Cooking With Kids, Five Tips: From Safety to Sanity
Kitchen literacy is as important as classroom literacy, if not more so. You may never use the calculus you learned in grade ten ever again, but you will eat; three times a day, every single day for the rest of your life.
Life Skills 101
Here are a few tips to stay safe (and sane) when cooking with kids:
1. Safety first. Please, for the love of God, don’t give a five year-old a sharp knife or perch them beside the stove beside a big pot of boiling water unsupervised. This should go without saying, but it doesn’t so I’m just going to say it.
Roll up long sleeves when working around mixers & blenders, and take the time to explain what you’re doing, along with proper safety measures, as you go. Any time you involve the small fry it takes more time, so if you’re rushed ask kids to fetch, carry and measure (“can you get me the milk Sweetie and pour 1 cup into this bowl?“) rather than letting them get in harm’s way. You can learn just as much by observing in the kitchen as you can by engaging in the actual flipping and saucing.
2. Talk food. Turn their brains on and engage in conversation. Talk about ingredients, where they come from, how long it takes to cook and what spices or herbs do to the recipe you’re making. Share stories. Food is one part fuel and many parts narrative. If it’s a family recipe share it’s origin, or tell a tale of cooking when you were their age. Draw on the familiar, compare what you’re making to food they know already or textures they enjoy. Listen to what they have to say/ask. A question you can’t answer becomes something you have to look up later and a point of learning for everyone.
3. Let kids smell, touch and taste. As a kid, one of the great rewards for helping in the kitchen was the fact that I go to taste EVERYTHING. Licking the spoon, dipping my fingers in batter, eating too much cookie dough; this is the stuff childhood memories are made of.

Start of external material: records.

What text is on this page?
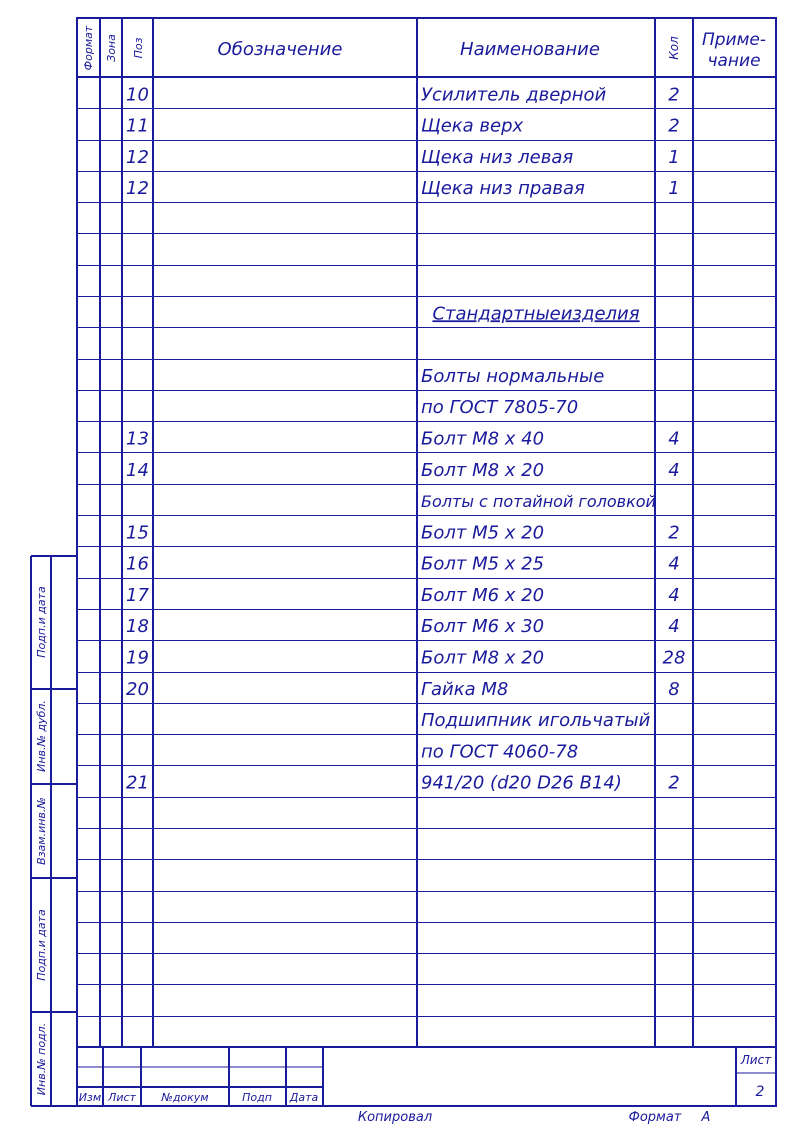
Формат Зона Поз	Обозначение	Наименование	Кол Приме-
чание
10	Усилитель дверной	2
11	Щека верх	2
12	Щека низ левая	1
12	Щека низ правая	1
Стандартныеизделия
Болты нормальные
по ГОСТ 7805-70
13	Болт М8 х 40	4
14	Болт М8 х 20	4
Болты с потайной головкой
15	Болт М5 х 20	2
16	Болт М5 х 25	4
17	Болт М6 х 20	4
18	Болт М6 х 30	4
19	Болт М8 х 20	28
20	Гайка М8	8
Подшипник игольчатый
по ГОСТ 4060-78
21	941/20 (d20 D26 B14)	2
Подп.и дата
Инв.№ дубл.
Взам.инв.№
Подп.и дата
Инв.№ подл.
Изм Лист №докум	Подп Дата
Лист
2
Копировал	Формат А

Frequent exposure in small amounts also helps children to experience new tastes and get them talking to help build a sensory vocabulary. Is it salty? Is it sweet? Is it crunchy? One of my favorite questions to ask is “what do you taste?” or “what do you like about it?” This shifts mindset into the positive enjoyment of the experience rather than the typical grimace and “I don’t like it”. What don’t you like, do you even know?
For the last two years my favorite six year old used “salty” as a description for everything she didn’t like. Turns out that was just one of four words she knew to articulate flavour – everything was either sweet, salty, sour or spicy – but she hardly knew one from the other. Giving her more words gave her more ways to experience what she was being introduced to.
4. Let go of your inner neat freak. This applies particularly to younger children, who will spill things and get flour – like – e v e r y w e r e. Roll with it. Do your best to plan ahead. Break eggs over the sink the first couple of times, lay out an old table cloth so you can scoop it up all at once, and shake outside if necessary.
Instead of ruining school clothes slip them into an old t-shirt that really doesn’t matter if it gets splattered with beet juice, or pick up an over-sized shirt at the thrift store that they can slip over top of what they’re wearing. OK, so yea, the chef in my life was ordering new gear, saw this a mini chef’s coat (and matching hat!) and HAD to have it. Adorable? Yes. Extreme? Perhaps, but food is our business and, as it turns out this was a practical buy. This is her third year of use, she wears it whenever we’re seriously cooking together. She just slips it on and away we go. Chocolate on the sleeve? No biggie.
Kids should have a certain amount of leeway to get dirty as they learn.
5. Kids help make the mess, they help clean it up. The kitchen is not a war zone, once the cookies are in the oven ingredients go away, dishes get done, surfaces get whipped down and order is resorted. Delegate age appropriate chores; kids five and up can help load the dishwasher and put things away at the very least.
Growing up, the kitchen had to be spotless before the bowl and beaters were licked. This reinforces respect for how much goes into the meals they eat and the effort needed to keep the family home neat and clean.
If they have to help clean it up themselves next time it won’t be as bad. Once kids learn the kitchen rules, they’ll never forget them. They might ignore them… but they won’t forget them.
The family that cooks together, eats well!